Not surprisingly, small businesses' conflicting views on the ACA reflect the wide range of public opinion regarding the law. Indeed, some polls suggest that while many Americans oppose the act, most support the law's individual provisions, particularly the restriction on insurers denying coverage to people with pre-existing medical conditions.

Such apparent contradictions may say less about the ACA itself than about how the issue of health care reform itself has become politicized, with many people seeing the law as a symbol of their broader concerns over the role of government and the state of the U.S. economy. For example, a March poll by the Kaiser Foundation found that the largest share of people who oppose the ACA -- some 40 percent -- did so based on their "general feelings about the direction of the country and what's going on in Washington" at present. By comparison, fewer than 3 in 10 opponents said their hostility toward the law was based on their knowledge of what the ACA actually does.
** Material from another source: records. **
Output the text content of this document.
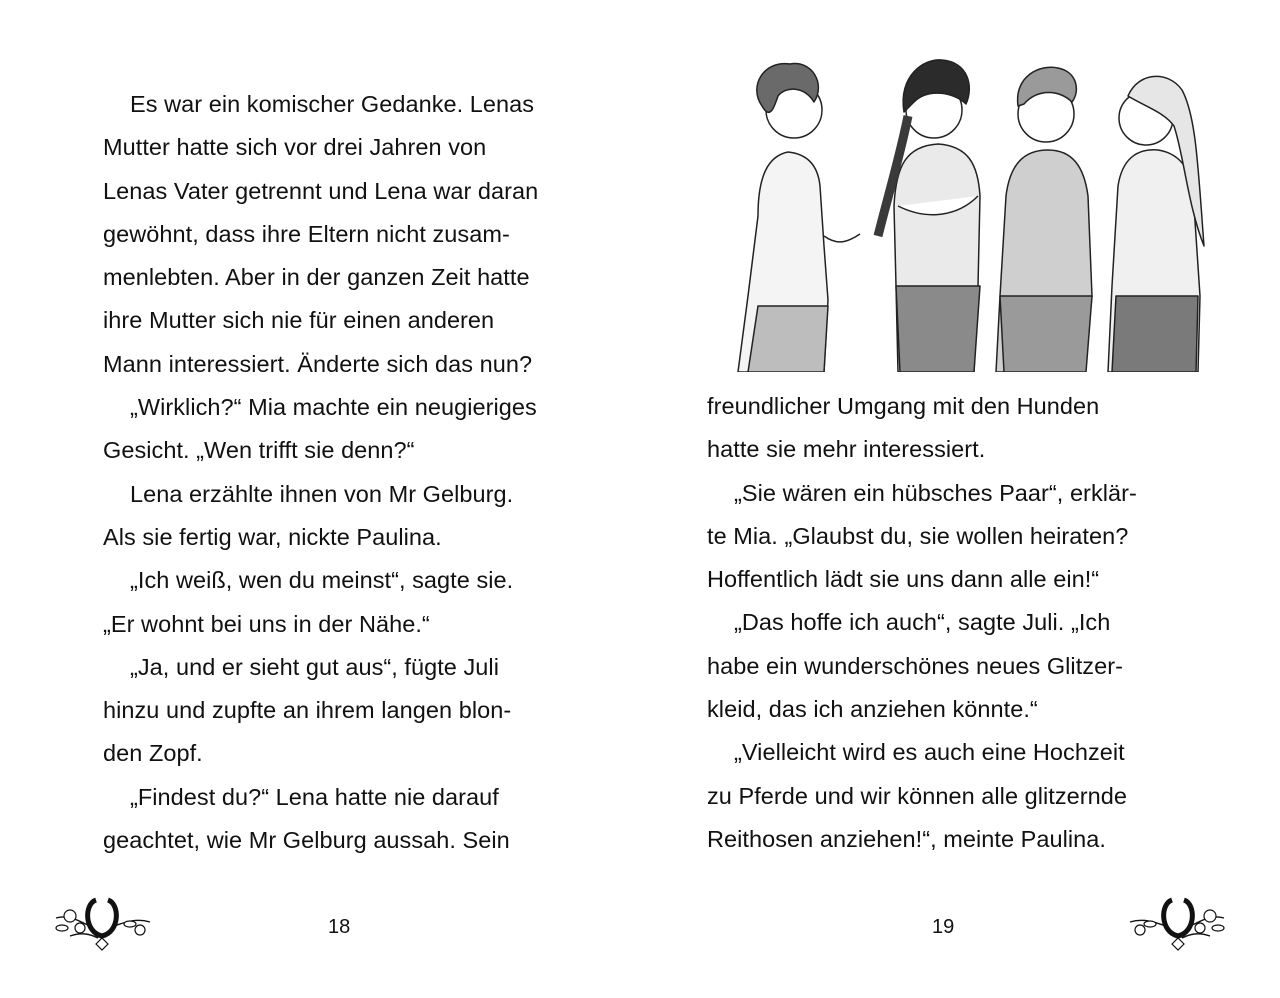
Es war ein komischer Gedanke. Lenas
Mutter hatte sich vor drei Jahren von
Lenas Vater getrennt und Lena war daran
gewöhnt, dass ihre Eltern nicht zusam-
menlebten. Aber in der ganzen Zeit hatte
ihre Mutter sich nie für einen anderen
Mann interessiert. Änderte sich das nun?
„Wirklich?“ Mia machte ein neugieriges
Gesicht. „Wen trifft sie denn?“
Lena erzählte ihnen von Mr Gelburg.
Als sie fertig war, nickte Paulina.
„Ich weiß, wen du meinst“, sagte sie.
„Er wohnt bei uns in der Nähe.“
„Ja, und er sieht gut aus“, fügte Juli
hinzu und zupfte an ihrem langen blon-
den Zopf.
„Findest du?“ Lena hatte nie darauf
geachtet, wie Mr Gelburg aussah. Sein
18
freundlicher Umgang mit den Hunden
hatte sie mehr interessiert.
„Sie wären ein hübsches Paar“, erklär-
te Mia. „Glaubst du, sie wollen heiraten?
Hoffentlich lädt sie uns dann alle ein!“
„Das hoffe ich auch“, sagte Juli. „Ich
habe ein wunderschönes neues Glitzer-
kleid, das ich anziehen könnte.“
„Vielleicht wird es auch eine Hochzeit
zu Pferde und wir können alle glitzernde
Reithosen anziehen!“, meinte Paulina.
19
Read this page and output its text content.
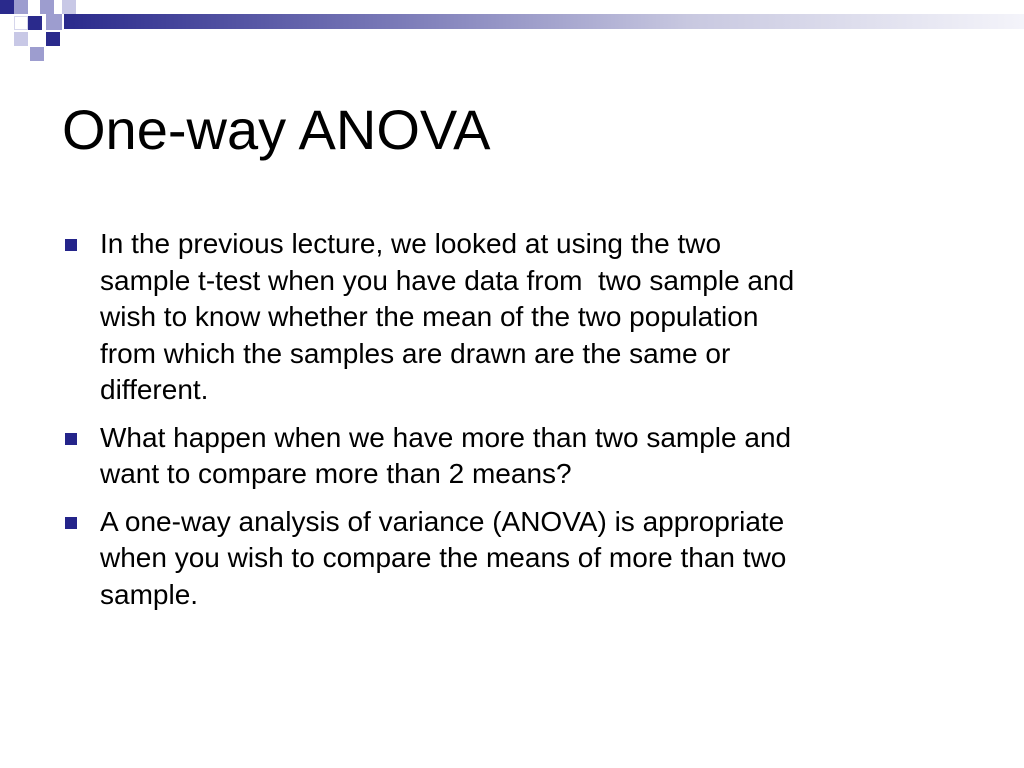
One-way ANOVA
In the previous lecture, we looked at using the two
sample t-test when you have data from  two sample and
wish to know whether the mean of the two population
from which the samples are drawn are the same or
different.
What happen when we have more than two sample and
want to compare more than 2 means?
A one-way analysis of variance (ANOVA) is appropriate
when you wish to compare the means of more than two
sample.
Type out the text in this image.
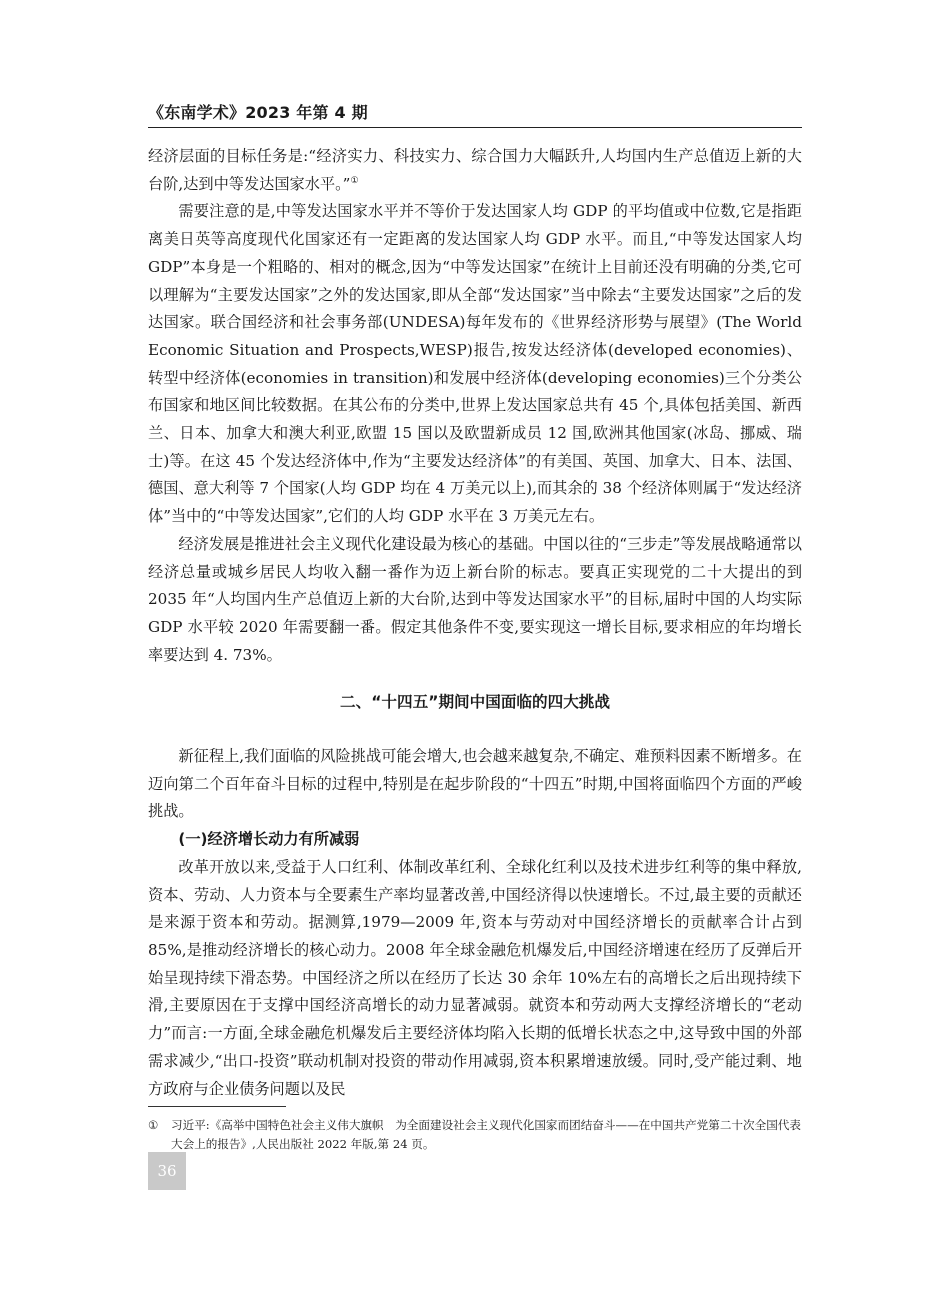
《东南学术》2023 年第 4 期

经济层面的目标任务是:“经济实力、科技实力、综合国力大幅跃升,人均国内生产总值迈上新的大台阶,达到中等发达国家水平。”①

需要注意的是,中等发达国家水平并不等价于发达国家人均 GDP 的平均值或中位数,它是指距离美日英等高度现代化国家还有一定距离的发达国家人均 GDP 水平。而且,“中等发达国家人均 GDP”本身是一个粗略的、相对的概念,因为“中等发达国家”在统计上目前还没有明确的分类,它可以理解为“主要发达国家”之外的发达国家,即从全部“发达国家”当中除去“主要发达国家”之后的发达国家。联合国经济和社会事务部(UNDESA)每年发布的《世界经济形势与展望》(The World Economic Situation and Prospects,WESP)报告,按发达经济体(developed economies)、转型中经济体(economies in transition)和发展中经济体(developing economies)三个分类公布国家和地区间比较数据。在其公布的分类中,世界上发达国家总共有 45 个,具体包括美国、新西兰、日本、加拿大和澳大利亚,欧盟 15 国以及欧盟新成员 12 国,欧洲其他国家(冰岛、挪威、瑞士)等。在这 45 个发达经济体中,作为“主要发达经济体”的有美国、英国、加拿大、日本、法国、德国、意大利等 7 个国家(人均 GDP 均在 4 万美元以上),而其余的 38 个经济体则属于“发达经济体”当中的“中等发达国家”,它们的人均 GDP 水平在 3 万美元左右。

经济发展是推进社会主义现代化建设最为核心的基础。中国以往的“三步走”等发展战略通常以经济总量或城乡居民人均收入翻一番作为迈上新台阶的标志。要真正实现党的二十大提出的到 2035 年“人均国内生产总值迈上新的大台阶,达到中等发达国家水平”的目标,届时中国的人均实际 GDP 水平较 2020 年需要翻一番。假定其他条件不变,要实现这一增长目标,要求相应的年均增长率要达到 4. 73%。

二、“十四五”期间中国面临的四大挑战

新征程上,我们面临的风险挑战可能会增大,也会越来越复杂,不确定、难预料因素不断增多。在迈向第二个百年奋斗目标的过程中,特别是在起步阶段的“十四五”时期,中国将面临四个方面的严峻挑战。

(一)经济增长动力有所减弱

改革开放以来,受益于人口红利、体制改革红利、全球化红利以及技术进步红利等的集中释放,资本、劳动、人力资本与全要素生产率均显著改善,中国经济得以快速增长。不过,最主要的贡献还是来源于资本和劳动。据测算,1979—2009 年,资本与劳动对中国经济增长的贡献率合计占到 85%,是推动经济增长的核心动力。2008 年全球金融危机爆发后,中国经济增速在经历了反弹后开始呈现持续下滑态势。中国经济之所以在经历了长达 30 余年 10%左右的高增长之后出现持续下滑,主要原因在于支撑中国经济高增长的动力显著减弱。就资本和劳动两大支撑经济增长的“老动力”而言:一方面,全球金融危机爆发后主要经济体均陷入长期的低增长状态之中,这导致中国的外部需求减少,“出口-投资”联动机制对投资的带动作用减弱,资本积累增速放缓。同时,受产能过剩、地方政府与企业债务问题以及民

①	习近平:《高举中国特色社会主义伟大旗帜　为全面建设社会主义现代化国家而团结奋斗——在中国共产党第二十次全国代表大会上的报告》,人民出版社 2022 年版,第 24 页。
36
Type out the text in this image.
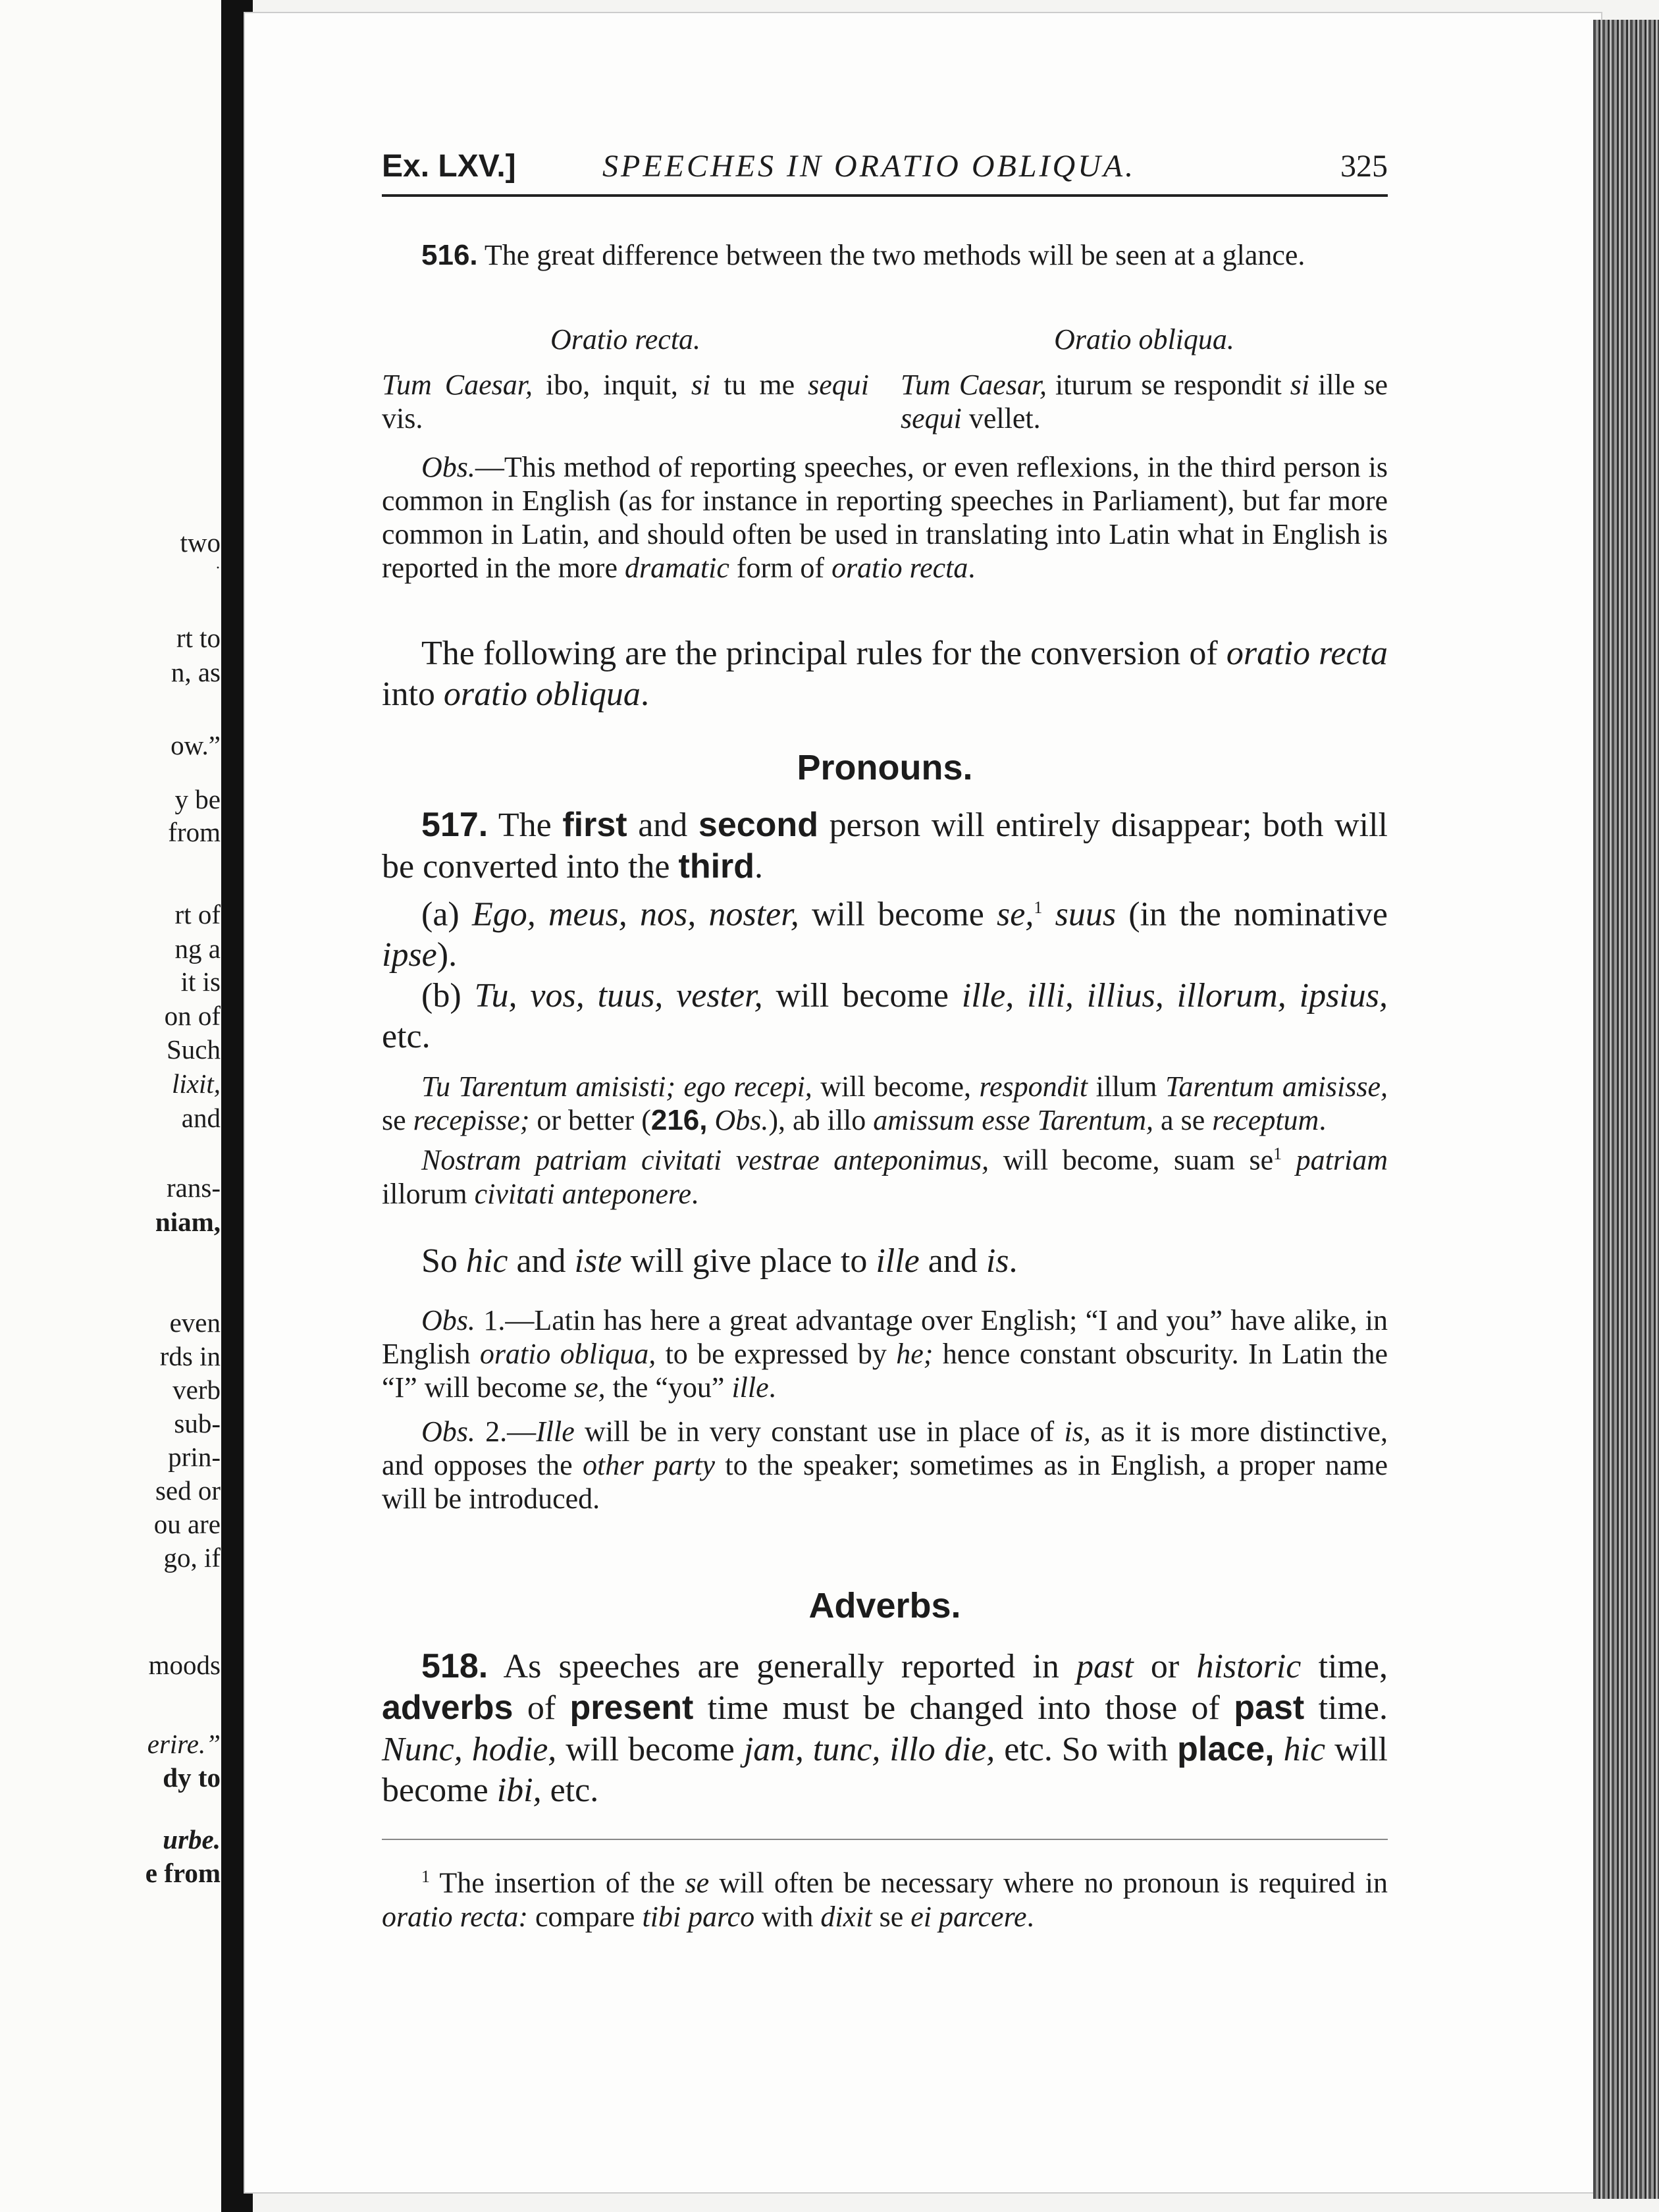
two
·
rt to
n, as
ow.”
y be
from
rt of
ng a
it is
on of
Such
lixit,
and
rans-
niam,
even
rds in
verb
sub-
prin-
sed or
ou are
go, if
moods
erire.”
dy to
urbe.
e from
Ex. LXV.]	SPEECHES IN ORATIO OBLIQUA.	325

516. The great difference between the two methods will be seen at a glance.

Oratio recta.
Tum Caesar, ibo, inquit, si tu me sequi vis.
Oratio obliqua.
Tum Caesar, iturum se respondit si ille se sequi vellet.

Obs.—This method of reporting speeches, or even reflexions, in the third person is common in English (as for instance in reporting speeches in Parliament), but far more common in Latin, and should often be used in translating into Latin what in English is reported in the more dramatic form of oratio recta.

The following are the principal rules for the conversion of oratio recta into oratio obliqua.

Pronouns.

517. The first and second person will entirely disappear; both will be converted into the third.

(a) Ego, meus, nos, noster, will become se,$^1$ suus (in the nominative ipse).

(b) Tu, vos, tuus, vester, will become ille, illi, illius, illorum, ipsius, etc.

Tu Tarentum amisisti; ego recepi, will become, respondit illum Tarentum amisisse, se recepisse; or better (216, Obs.), ab illo amissum esse Tarentum, a se receptum.

Nostram patriam civitati vestrae anteponimus, will become, suam $se^1$ patriam illorum civitati anteponere.

So hic and iste will give place to ille and is.

Obs. 1.—Latin has here a great advantage over English; “I and you” have alike, in English oratio obliqua, to be expressed by he; hence constant obscurity. In Latin the “I” will become se, the “you” ille.

Obs. 2.—Ille will be in very constant use in place of is, as it is more distinctive, and opposes the other party to the speaker; sometimes as in English, a proper name will be introduced.

Adverbs.

518. As speeches are generally reported in past or historic time, adverbs of present time must be changed into those of past time. Nunc, hodie, will become jam, tunc, illo die, etc. So with place, hic will become ibi, etc.

$^1$ The insertion of the se will often be necessary where no pronoun is required in oratio recta: compare tibi parco with dixit se ei parcere.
Americans are united in one way -- they're unhappy with the U.S. health care system. Even if the Supreme Court were to strike down the ACA, some 60 percent of respondents to Kaiser's poll said they want lawmakers to develop new health care proposals. Even among Republicans, who are more likely to dislike the law, and others with an unfavorable view of the overhaul, roughly half think Congress should go back to the drawing board if the high court rules against the ACA.

Prince is less equivocal. For him, the success of the law is plain. He says, "If you lay out the arguments for small business owners [for the ACA], it doesn't become ideological -- it becomes logical."